Oh, ça, nous avons multiplié les boites. Alors bien sûr, nous pourrions encore en acheter le double ou le triple, pour créer des sous-sous-sous-sous-catégories de rangement : La boite des bouchons de feutres violet qui ne marchent plus mais qu’il ne faut jeter sous aucun prétexte, la boîte des élastiques verts flingués, celle des semi-flingués, la boite des épées de personnages, la boite des bijoux en perle, en pâte fimo, en papier crépon, en vieille dentelle de soutien-gorge etc. Mais ça va, hein, j’ai déjà l’impression d’habiter au rayon « caisses et rangements »  d’Ikea…

Il m’est arrivé, pour chercher à comprendre, d’essayer de décortiquer la naissance du jeu chez Louise. Et je suis arrivé à un constat : l’imaginaire est partout, comme une source intarissable (Je ne m’en plains pas, c’est chouette, c’est merveilleux, mais quand c’est partout, partout, tout le temps, il arrive parfois que la fierté s’efface un instant pour laisser la place à un puissant et tenace sentiment de « çacasselescouillerie »). L’autre jour, je rentre dans sa chambre et je la découvre en train de dessiner au feutre sur sa commode. Je l’interromps en poussant « un peu » la voix (Ok, j’ai littéralement meuglé…).

« Louise ! Tu as conscience de ce que tu fais, là ? »

Et là, j’ai vu, dans son regard, que la réponse était évidemment non. Non. Elle n’en avait pas conscience. Elle n’avait pas réalisé qu’elle écrivait sur une commode que ses grands-parents lui avait acheté, que je m’étais crevé à monter et à fixer au mur, qui était de ce joli rouge qui allait si bien avec la peinture au mur… Non.

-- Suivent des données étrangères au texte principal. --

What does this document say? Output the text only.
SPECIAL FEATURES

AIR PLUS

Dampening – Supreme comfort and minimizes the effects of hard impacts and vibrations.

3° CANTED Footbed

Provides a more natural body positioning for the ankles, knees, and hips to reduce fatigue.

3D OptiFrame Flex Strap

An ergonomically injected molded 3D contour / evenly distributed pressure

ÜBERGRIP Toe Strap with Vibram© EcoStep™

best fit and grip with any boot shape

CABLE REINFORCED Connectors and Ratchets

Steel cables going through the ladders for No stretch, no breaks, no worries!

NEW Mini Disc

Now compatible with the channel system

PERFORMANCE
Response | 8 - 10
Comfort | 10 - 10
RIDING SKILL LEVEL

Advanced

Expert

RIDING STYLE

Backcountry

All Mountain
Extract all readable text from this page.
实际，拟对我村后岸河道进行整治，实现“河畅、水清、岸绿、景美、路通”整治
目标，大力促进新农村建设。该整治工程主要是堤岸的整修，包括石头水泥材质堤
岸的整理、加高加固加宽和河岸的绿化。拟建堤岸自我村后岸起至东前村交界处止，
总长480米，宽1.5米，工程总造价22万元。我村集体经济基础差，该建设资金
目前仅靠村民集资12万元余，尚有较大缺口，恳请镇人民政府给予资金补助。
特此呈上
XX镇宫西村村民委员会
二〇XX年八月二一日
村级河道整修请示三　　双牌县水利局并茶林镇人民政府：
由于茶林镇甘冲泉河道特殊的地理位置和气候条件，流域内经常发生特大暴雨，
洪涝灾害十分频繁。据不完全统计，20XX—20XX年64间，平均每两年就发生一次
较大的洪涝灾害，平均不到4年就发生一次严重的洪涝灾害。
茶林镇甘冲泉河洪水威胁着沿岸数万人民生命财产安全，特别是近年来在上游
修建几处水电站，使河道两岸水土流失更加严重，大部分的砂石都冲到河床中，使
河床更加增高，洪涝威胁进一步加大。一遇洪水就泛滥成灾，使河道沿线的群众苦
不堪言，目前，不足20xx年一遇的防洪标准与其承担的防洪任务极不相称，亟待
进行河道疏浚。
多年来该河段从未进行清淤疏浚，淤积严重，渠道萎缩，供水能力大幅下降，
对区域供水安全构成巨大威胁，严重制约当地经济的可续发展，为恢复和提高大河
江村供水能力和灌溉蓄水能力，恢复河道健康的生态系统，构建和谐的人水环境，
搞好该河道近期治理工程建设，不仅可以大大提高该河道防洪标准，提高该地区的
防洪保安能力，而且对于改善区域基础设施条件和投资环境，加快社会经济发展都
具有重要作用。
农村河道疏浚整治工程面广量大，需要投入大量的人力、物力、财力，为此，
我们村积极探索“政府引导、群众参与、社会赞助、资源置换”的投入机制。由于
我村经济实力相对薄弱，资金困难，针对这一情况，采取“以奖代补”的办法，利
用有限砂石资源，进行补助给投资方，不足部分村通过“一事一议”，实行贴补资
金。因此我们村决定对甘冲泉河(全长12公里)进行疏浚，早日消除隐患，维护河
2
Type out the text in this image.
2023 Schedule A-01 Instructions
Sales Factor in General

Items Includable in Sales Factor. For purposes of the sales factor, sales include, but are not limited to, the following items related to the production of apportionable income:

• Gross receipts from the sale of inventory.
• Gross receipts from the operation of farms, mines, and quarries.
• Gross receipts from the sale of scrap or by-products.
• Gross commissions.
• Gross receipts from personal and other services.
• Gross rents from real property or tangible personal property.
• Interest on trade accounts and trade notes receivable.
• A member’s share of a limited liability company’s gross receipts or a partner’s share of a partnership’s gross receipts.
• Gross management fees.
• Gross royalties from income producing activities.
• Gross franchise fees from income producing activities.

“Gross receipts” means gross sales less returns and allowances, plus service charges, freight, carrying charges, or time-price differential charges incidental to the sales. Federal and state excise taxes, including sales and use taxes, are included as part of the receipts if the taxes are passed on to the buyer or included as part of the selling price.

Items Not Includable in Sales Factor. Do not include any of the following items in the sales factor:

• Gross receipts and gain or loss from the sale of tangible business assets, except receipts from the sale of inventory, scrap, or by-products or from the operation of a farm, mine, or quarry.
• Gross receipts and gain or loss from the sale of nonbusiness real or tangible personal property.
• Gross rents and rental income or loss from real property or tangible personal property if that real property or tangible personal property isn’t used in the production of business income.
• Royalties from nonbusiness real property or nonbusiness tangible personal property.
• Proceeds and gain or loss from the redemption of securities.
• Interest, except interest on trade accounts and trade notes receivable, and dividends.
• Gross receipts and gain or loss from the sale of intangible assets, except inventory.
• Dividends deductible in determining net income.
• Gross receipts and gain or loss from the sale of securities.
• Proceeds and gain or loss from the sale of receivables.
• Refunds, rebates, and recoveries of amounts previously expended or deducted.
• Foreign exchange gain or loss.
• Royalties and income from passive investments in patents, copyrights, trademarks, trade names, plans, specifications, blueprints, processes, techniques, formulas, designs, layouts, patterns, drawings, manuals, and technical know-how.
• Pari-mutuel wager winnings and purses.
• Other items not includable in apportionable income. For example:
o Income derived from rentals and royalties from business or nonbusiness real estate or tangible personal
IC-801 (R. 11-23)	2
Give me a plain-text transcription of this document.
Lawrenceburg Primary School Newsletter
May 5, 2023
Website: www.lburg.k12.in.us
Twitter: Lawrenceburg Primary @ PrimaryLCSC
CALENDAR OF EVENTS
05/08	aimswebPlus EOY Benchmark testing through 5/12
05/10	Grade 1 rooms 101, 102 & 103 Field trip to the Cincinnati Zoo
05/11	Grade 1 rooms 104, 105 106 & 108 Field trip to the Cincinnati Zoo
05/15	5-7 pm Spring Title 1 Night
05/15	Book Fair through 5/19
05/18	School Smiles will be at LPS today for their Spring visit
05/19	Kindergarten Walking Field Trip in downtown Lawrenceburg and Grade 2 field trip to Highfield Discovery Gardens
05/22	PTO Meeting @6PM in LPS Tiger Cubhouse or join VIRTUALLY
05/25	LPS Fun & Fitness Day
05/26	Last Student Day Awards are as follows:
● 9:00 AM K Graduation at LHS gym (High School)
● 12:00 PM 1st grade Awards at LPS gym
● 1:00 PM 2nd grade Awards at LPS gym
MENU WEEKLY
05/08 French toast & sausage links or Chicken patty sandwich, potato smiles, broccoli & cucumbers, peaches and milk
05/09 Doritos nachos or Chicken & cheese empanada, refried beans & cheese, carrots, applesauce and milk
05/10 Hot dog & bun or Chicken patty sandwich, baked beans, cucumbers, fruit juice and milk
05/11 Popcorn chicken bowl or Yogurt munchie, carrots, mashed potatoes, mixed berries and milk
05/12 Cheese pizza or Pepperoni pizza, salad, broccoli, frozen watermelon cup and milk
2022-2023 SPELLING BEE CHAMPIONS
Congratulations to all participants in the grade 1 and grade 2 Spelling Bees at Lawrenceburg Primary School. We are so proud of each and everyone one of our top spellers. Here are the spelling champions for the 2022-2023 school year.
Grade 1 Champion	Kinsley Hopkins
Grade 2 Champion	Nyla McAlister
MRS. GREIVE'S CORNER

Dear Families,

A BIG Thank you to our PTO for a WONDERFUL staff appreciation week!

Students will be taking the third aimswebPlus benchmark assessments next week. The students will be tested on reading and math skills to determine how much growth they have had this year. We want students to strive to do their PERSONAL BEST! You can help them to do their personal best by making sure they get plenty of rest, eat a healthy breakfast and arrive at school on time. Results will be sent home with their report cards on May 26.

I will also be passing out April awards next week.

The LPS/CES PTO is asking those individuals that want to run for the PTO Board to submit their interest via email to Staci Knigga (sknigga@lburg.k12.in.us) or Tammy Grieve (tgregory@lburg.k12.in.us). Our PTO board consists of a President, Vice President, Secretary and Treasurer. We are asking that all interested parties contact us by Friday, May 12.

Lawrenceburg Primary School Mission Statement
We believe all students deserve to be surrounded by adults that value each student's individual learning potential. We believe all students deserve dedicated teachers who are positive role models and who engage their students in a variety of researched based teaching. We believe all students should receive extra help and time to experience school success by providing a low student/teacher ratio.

« Mais papa, c’est pour que ma poupée puisse voir les inscriptions… Parce que sur son bateau… Et les indiens et les lapins qui attendent pour mesurer… De la glace sur la mer de vêtements… »

Voilà.
Comme vous, je n’ai rien compris. Enfin si, j’ai compris que je venais de la sortir de son monde à elle. Comme lorsqu’on rêvasse et qu’on ne voit pas le temps passer… Tiens, cela fait longtemps que je n’ai pas rêvassé au point de ne pas voir le temps filer…

On en revient toujours à la même chose. Comment cohabiter, entre nous, adultes, qui ne rêvassons sans doute plus assez et nos enfants, si souvent dans leur monde ?
En réalité, j’ai décidé d’arrêter de vouloir dompter cet imaginaire galopant, même si parfois, il m’épuise. J’envie ma fille qui a, en déploiement, cette si belle capacité à s’affranchir des contraintes pour rêver.

Après quelques crises de nerf, par vague, nous en sommes arrivés à la conclusion qu’il ne fallait plus chercher à lui faire ranger les choses selon nos idéaux. Des idéaux de parents pour qui aucun lien raisonnable n’unira jamais un écrou, un oeil de Monsieur Patate et une vieille culotte… Et pourtant…
Nous avons mis en place des règles simples. Deux : 1) Rien sur le sol de la chambre à la fin de la journée pour un coucher serein (ou simplement pour parvenir à atteindre le lit). 2) Pas de jouets qui traînent dans les espaces communs (Pas de château de prince esseulé en PQ dans les toilettes, pas de grotte aux ours dans notre lit – le nombre de fois où je me suis retrouvé avec un lego ou une perle coincé.e.s dans la raie de vous savez quoi…) Deux règles. Voilà. Efficaces. Donnez-nous le code du travail et on vous le simplifie en deux secondes (Aux travailleuses et travailleurs, la plus-value de leur travail, voilà, bim, c’est fait).

Nous avons créé un petit espace de jeu, en plus de la chambre, caché derrière une palissade en bois, qui est devenu le lieu du bazar créatif qu’on ne veut pas ranger le soir. Bien caché, mais bien connu d’elle.

J’ai un ami sévèrement dépressif et hypersensible qui me dit sans cesse « Vois-tu, après tout, il est plutôt bon signe d’être malheureux dans un monde si mal en point. C’est le contraire qui serait étonnant ». A nos enfants qui ont encore si intacte cette source de liberté, de rêve et d’enchantement dans un monde qui a tant perdu de vue ses utopies, laissons le champs libre. Essayons même de nous y abreuver…

Alors rêve, Louise, rêve et continue de faire cohabiter harmonieusement tous ces bidules si dissemblables. Et s’il te plaît, de temps en temps, embarque-moi.